Heck, given that 1984 was published in 1949, when Winston Churchill was no longer Prime Minister of the U.K.--he would be again in 1951--I also found myself pondering how much import to give the fact that Orwell named the book's main character Winston Smith.

So in many ways, AstonRep deserves props just for presenting 1984, as what should theater do if not make one think? (A dramatic version of 1984 is currently running on Broadway, but it's a different adaptation.)

Yet while I considerably liked 1984 onstage at face value--and all that it brought to mind to compete with my focus shouldn't be seen as a negative--I can't say it consistently kept me mesmerized.

Tobin, his crew and cast do a fine job in setting up the parameters of 1984's totalitarian world, as Syme (a frenetic Tim Larsen), Parsons (the always excellent Alexandra Bennett) and Winston Smith (a nicely-nuanced Ray Kasper) are slaving away in a utilitarian workspace conceivably deep in the bowels of Oceania's Ministry of Truth.

But, especially early on, I was a bit challenged to readily take everything in, and I wondered if those without any prior familiarity with 1984 might be even more confused. (Tobin makes the right choice not to mess with Orwell's dates, but one wouldn't want the totally uninitiated to see this as a look at the past rather than as what still holds up as a prediction of the future.)

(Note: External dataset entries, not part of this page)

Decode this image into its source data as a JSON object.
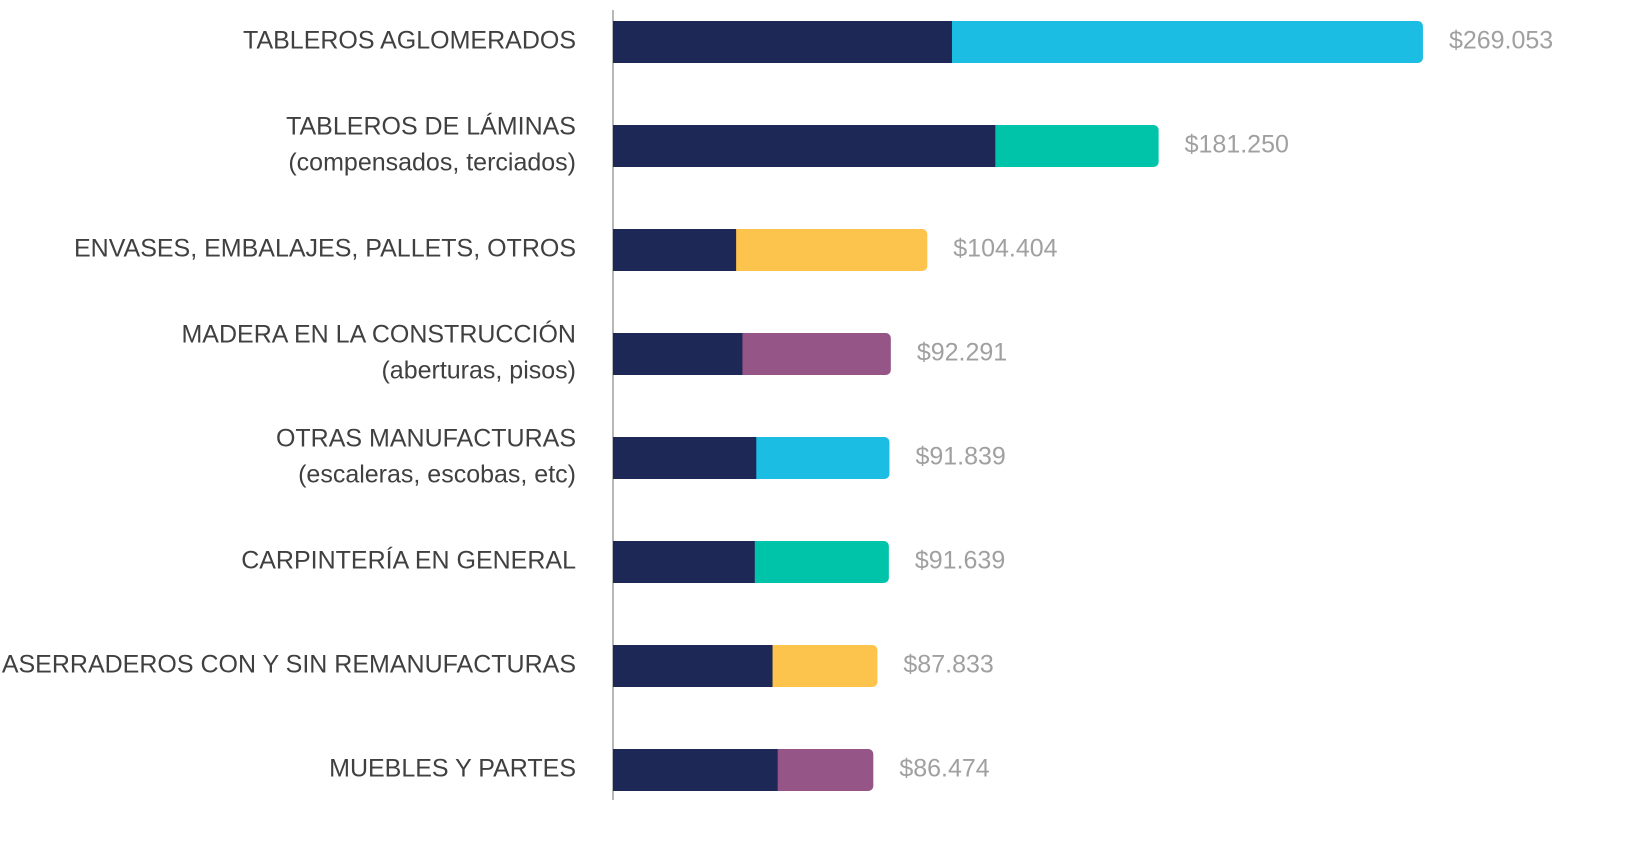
{
  "chart_data": {
    "type": "stacked-bar-horizontal",
    "categories": [
      [
        "TABLEROS AGLOMERADOS"
      ],
      [
        "TABLEROS DE LÁMINAS",
        "(compensados, terciados)"
      ],
      [
        "ENVASES, EMBALAJES, PALLETS, OTROS"
      ],
      [
        "MADERA EN LA CONSTRUCCIÓN",
        "(aberturas, pisos)"
      ],
      [
        "OTRAS MANUFACTURAS",
        "(escaleras, escobas, etc)"
      ],
      [
        "CARPINTERÍA EN GENERAL"
      ],
      [
        "ASERRADEROS CON Y SIN REMANUFACTURAS"
      ],
      [
        "MUEBLES Y PARTES"
      ]
    ],
    "base": {
      "color": "#1e2857",
      "values": [
        112600,
        127000,
        40900,
        43000,
        47600,
        47100,
        53000,
        54700
      ]
    },
    "totals": {
      "colors": [
        "#1bbde2",
        "#00c4aa",
        "#fcc44c",
        "#955586",
        "#1bbde2",
        "#00c4aa",
        "#fcc44c",
        "#955586"
      ],
      "values": [
        269053,
        181250,
        104404,
        92291,
        91839,
        91639,
        87833,
        86474
      ],
      "value_labels": [
        "$269.053",
        "$181.250",
        "$104.404",
        "$92.291",
        "$91.839",
        "$91.639",
        "$87.833",
        "$86.474"
      ]
    },
    "xlim": [
      0,
      290000
    ]
  }
}
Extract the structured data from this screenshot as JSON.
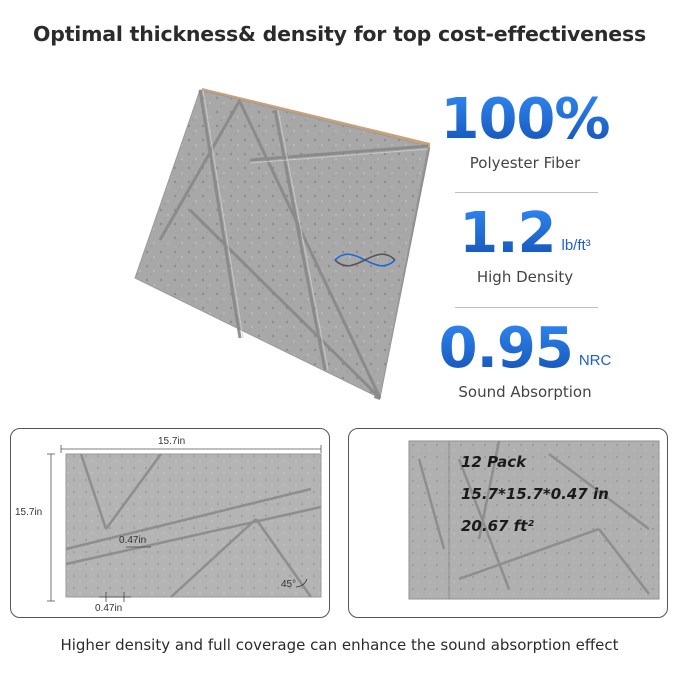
{
  "headline": "Optimal thickness& density for top cost-effectiveness",
  "footer": "Higher density and full coverage can enhance the sound absorption effect",
  "stats": [
    {
      "value": "100%",
      "unit": "",
      "label": "Polyester Fiber"
    },
    {
      "value": "1.2",
      "unit": "lb/ft³",
      "label": "High Density"
    },
    {
      "value": "0.95",
      "unit": "NRC",
      "label": "Sound Absorption"
    }
  ],
  "dimensions": {
    "width": "15.7in",
    "height": "15.7in",
    "groove_width": "0.47in",
    "thickness": "0.47in",
    "angle": "45°"
  },
  "pack": {
    "count": "12 Pack",
    "size": "15.7*15.7*0.47 in",
    "area": "20.67 ft²"
  },
  "colors": {
    "accent": "#1f6bd6",
    "panel": "#a9a9a9"
  }
}
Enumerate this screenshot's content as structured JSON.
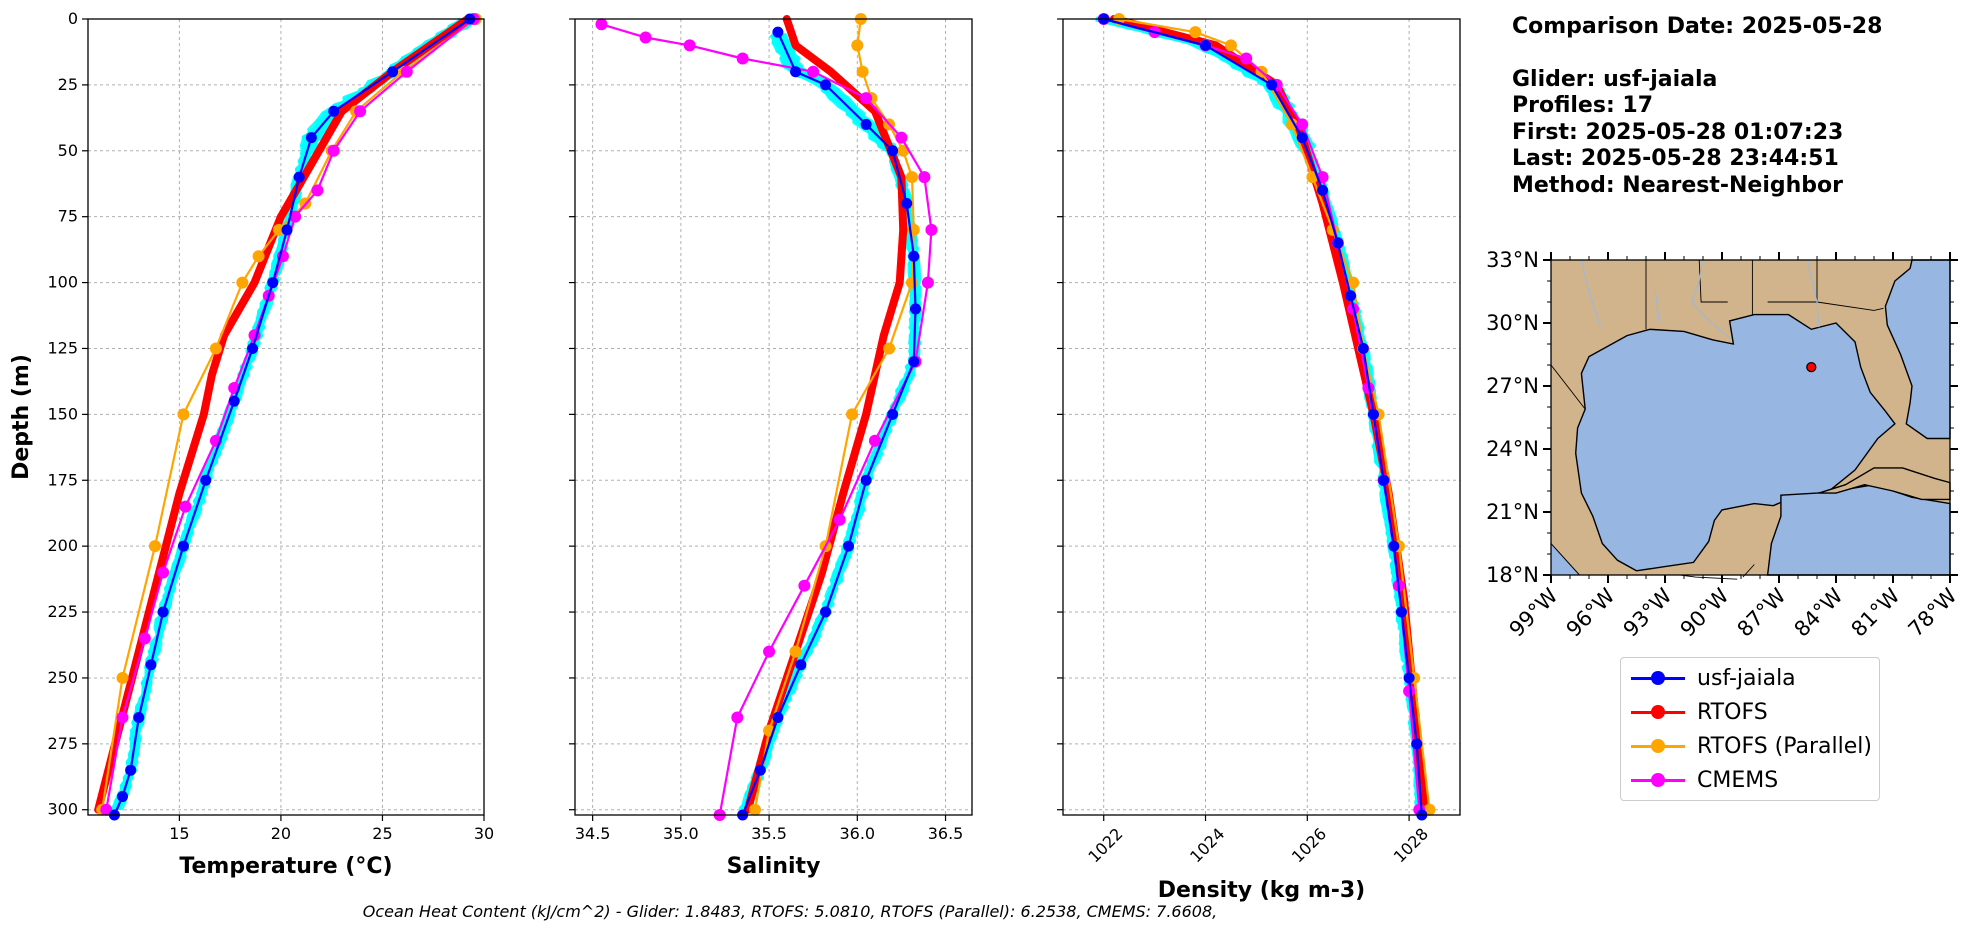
{
  "info": {
    "date_line": "Comparison Date: 2025-05-28",
    "glider_line": "Glider: usf-jaiala",
    "profiles_line": "Profiles: 17",
    "first_line": "First: 2025-05-28 01:07:23",
    "last_line": "Last: 2025-05-28 23:44:51",
    "method_line": "Method: Nearest-Neighbor"
  },
  "footer": "Ocean Heat Content (kJ/cm^2) - Glider: 1.8483,  RTOFS: 5.0810,  RTOFS (Parallel): 6.2538,  CMEMS: 7.6608,",
  "legend": [
    {
      "label": "usf-jaiala",
      "color": "#0000ff"
    },
    {
      "label": "RTOFS",
      "color": "#ff0000"
    },
    {
      "label": "RTOFS (Parallel)",
      "color": "#ffa500"
    },
    {
      "label": "CMEMS",
      "color": "#ff00ff"
    }
  ],
  "colors": {
    "glider_profiles": "#00ffff",
    "glider": "#0000ff",
    "rtofs": "#ff0000",
    "rtofs_parallel": "#ffa500",
    "cmems": "#ff00ff",
    "land": "#d2b48c",
    "ocean": "#97b6e1"
  },
  "chart_data": [
    {
      "type": "line",
      "xlabel": "Temperature (°C)",
      "ylabel": "Depth (m)",
      "xlim": [
        10.5,
        30
      ],
      "ylim": [
        302,
        0
      ],
      "xticks": [
        15,
        20,
        25,
        30
      ],
      "yticks": [
        0,
        25,
        50,
        75,
        100,
        125,
        150,
        175,
        200,
        225,
        250,
        275,
        300
      ],
      "grid": true,
      "series": [
        {
          "name": "usf-jaiala",
          "x": [
            29.3,
            25.5,
            22.6,
            21.5,
            20.9,
            20.3,
            19.6,
            18.6,
            17.7,
            16.3,
            15.2,
            14.2,
            13.6,
            13.0,
            12.6,
            12.2,
            11.8
          ],
          "y": [
            0,
            20,
            35,
            45,
            60,
            80,
            100,
            125,
            145,
            175,
            200,
            225,
            245,
            265,
            285,
            295,
            302
          ]
        },
        {
          "name": "RTOFS",
          "x": [
            29.2,
            25.5,
            23.0,
            21.5,
            20.0,
            18.7,
            17.2,
            16.6,
            16.2,
            15.0,
            14.0,
            13.0,
            12.0,
            11.0
          ],
          "y": [
            0,
            20,
            35,
            55,
            75,
            100,
            120,
            135,
            150,
            180,
            210,
            240,
            270,
            300
          ]
        },
        {
          "name": "RTOFS (Parallel)",
          "x": [
            29.6,
            26.0,
            23.7,
            22.5,
            21.2,
            19.9,
            18.9,
            18.1,
            16.8,
            15.2,
            13.8,
            12.2,
            11.2
          ],
          "y": [
            0,
            20,
            35,
            50,
            70,
            80,
            90,
            100,
            125,
            150,
            200,
            250,
            300
          ]
        },
        {
          "name": "CMEMS",
          "x": [
            29.5,
            26.2,
            23.9,
            22.6,
            21.8,
            20.7,
            20.1,
            19.4,
            18.7,
            17.7,
            16.8,
            15.3,
            14.2,
            13.3,
            12.2,
            11.4
          ],
          "y": [
            0,
            20,
            35,
            50,
            65,
            75,
            90,
            105,
            120,
            140,
            160,
            185,
            210,
            235,
            265,
            300
          ]
        }
      ]
    },
    {
      "type": "line",
      "xlabel": "Salinity",
      "xlim": [
        34.4,
        36.65
      ],
      "ylim": [
        302,
        0
      ],
      "xticks": [
        34.5,
        35.0,
        35.5,
        36.0,
        36.5
      ],
      "grid": true,
      "series": [
        {
          "name": "usf-jaiala",
          "x": [
            35.55,
            35.65,
            35.82,
            36.05,
            36.2,
            36.28,
            36.32,
            36.33,
            36.32,
            36.2,
            36.05,
            35.95,
            35.82,
            35.68,
            35.55,
            35.45,
            35.35
          ],
          "y": [
            5,
            20,
            25,
            40,
            50,
            70,
            90,
            110,
            130,
            150,
            175,
            200,
            225,
            245,
            265,
            285,
            302
          ]
        },
        {
          "name": "RTOFS",
          "x": [
            35.6,
            35.65,
            35.85,
            36.1,
            36.25,
            36.26,
            36.24,
            36.15,
            36.05,
            35.92,
            35.8,
            35.65,
            35.5,
            35.38
          ],
          "y": [
            0,
            10,
            20,
            35,
            60,
            80,
            100,
            120,
            150,
            180,
            210,
            240,
            270,
            300
          ]
        },
        {
          "name": "RTOFS (Parallel)",
          "x": [
            36.02,
            36.0,
            36.03,
            36.08,
            36.18,
            36.26,
            36.31,
            36.32,
            36.31,
            36.18,
            35.97,
            35.82,
            35.65,
            35.5,
            35.42
          ],
          "y": [
            0,
            10,
            20,
            30,
            40,
            50,
            60,
            80,
            100,
            125,
            150,
            200,
            240,
            270,
            300
          ]
        },
        {
          "name": "CMEMS",
          "x": [
            34.55,
            34.8,
            35.05,
            35.35,
            35.75,
            36.05,
            36.25,
            36.38,
            36.42,
            36.4,
            36.33,
            36.1,
            35.9,
            35.7,
            35.5,
            35.32,
            35.22
          ],
          "y": [
            2,
            7,
            10,
            15,
            20,
            30,
            45,
            60,
            80,
            100,
            130,
            160,
            190,
            215,
            240,
            265,
            302
          ]
        }
      ]
    },
    {
      "type": "line",
      "xlabel": "Density (kg m-3)",
      "xlim": [
        1021.2,
        1029
      ],
      "ylim": [
        302,
        0
      ],
      "xticks": [
        1022,
        1024,
        1026,
        1028
      ],
      "grid": true,
      "series": [
        {
          "name": "usf-jaiala",
          "x": [
            1022.0,
            1024.0,
            1025.3,
            1025.9,
            1026.3,
            1026.6,
            1026.85,
            1027.1,
            1027.3,
            1027.5,
            1027.7,
            1027.85,
            1028.0,
            1028.15,
            1028.25
          ],
          "y": [
            0,
            10,
            25,
            45,
            65,
            85,
            105,
            125,
            150,
            175,
            200,
            225,
            250,
            275,
            302
          ]
        },
        {
          "name": "RTOFS",
          "x": [
            1022.2,
            1024.2,
            1025.4,
            1025.9,
            1026.3,
            1026.7,
            1027.0,
            1027.3,
            1027.6,
            1027.9,
            1028.1,
            1028.3
          ],
          "y": [
            0,
            10,
            25,
            45,
            70,
            100,
            125,
            150,
            180,
            220,
            260,
            300
          ]
        },
        {
          "name": "RTOFS (Parallel)",
          "x": [
            1022.3,
            1023.8,
            1024.5,
            1025.1,
            1025.7,
            1026.1,
            1026.5,
            1026.9,
            1027.1,
            1027.4,
            1027.8,
            1028.1,
            1028.4
          ],
          "y": [
            0,
            5,
            10,
            20,
            40,
            60,
            80,
            100,
            125,
            150,
            200,
            250,
            300
          ]
        },
        {
          "name": "CMEMS",
          "x": [
            1022.0,
            1023.0,
            1024.0,
            1024.8,
            1025.4,
            1025.9,
            1026.3,
            1026.6,
            1026.9,
            1027.2,
            1027.5,
            1027.8,
            1028.0,
            1028.2
          ],
          "y": [
            0,
            5,
            10,
            15,
            25,
            40,
            60,
            85,
            110,
            140,
            175,
            215,
            255,
            300
          ]
        }
      ]
    },
    {
      "type": "map",
      "lon_range": [
        -99,
        -78
      ],
      "lat_range": [
        18,
        33
      ],
      "lon_ticks": [
        "99°W",
        "96°W",
        "93°W",
        "90°W",
        "87°W",
        "84°W",
        "81°W",
        "78°W"
      ],
      "lat_ticks": [
        "33°N",
        "30°N",
        "27°N",
        "24°N",
        "21°N",
        "18°N"
      ],
      "marker": {
        "lon": -85.3,
        "lat": 27.9
      }
    }
  ]
}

The play truly begins to take hold and move forward as the unsuspecting love story begins between the vacillant, middle-aged Winston and the confident, young and pretty Julia (Sarah Lo, who I recalled fondly from AstonRep's Eleemosynary and is strong again here).

In fact, while understanding presenting 1984 likely comes with certain limitations tied to rights clearances--even if one wanted to commission alterations to an existing script or develop a new one--I think I would have liked this play better if it were even more acutely focused on Winston & Julia as they fall in love, run from Big Brother, meet with a Party leader named O'Brien (played well here by Amy Kasper) and face the consequences, including as they pertain to each other.

As much as this does happen in the considerably-more-riveting Act II of AstonRep's production, their rendition of 1984 is still high-quality theater, especially for the quite economical prices they charge. ($20, or less with discounts, such as HotTix and Goldstar.)

But while at under 2 hours including intermission, 1984 onstage never wastes anyone's time, there's likely too much than can be clearly covered, explained or intimated in such a relatively brief dramatization.

That's why I'm hypothesizing a smaller, more humanistic, slice of 1984 might work better onstage.

Or in a bit of simplespeak:

I enjoyed 1984 by AstonRep, enough to recommend it, but I didn't quite love it. I suspect it may require viewers to arrive with a basic familiarity, and though most will, this may prompt competing ruminations. Narrowing the focus might be preferable.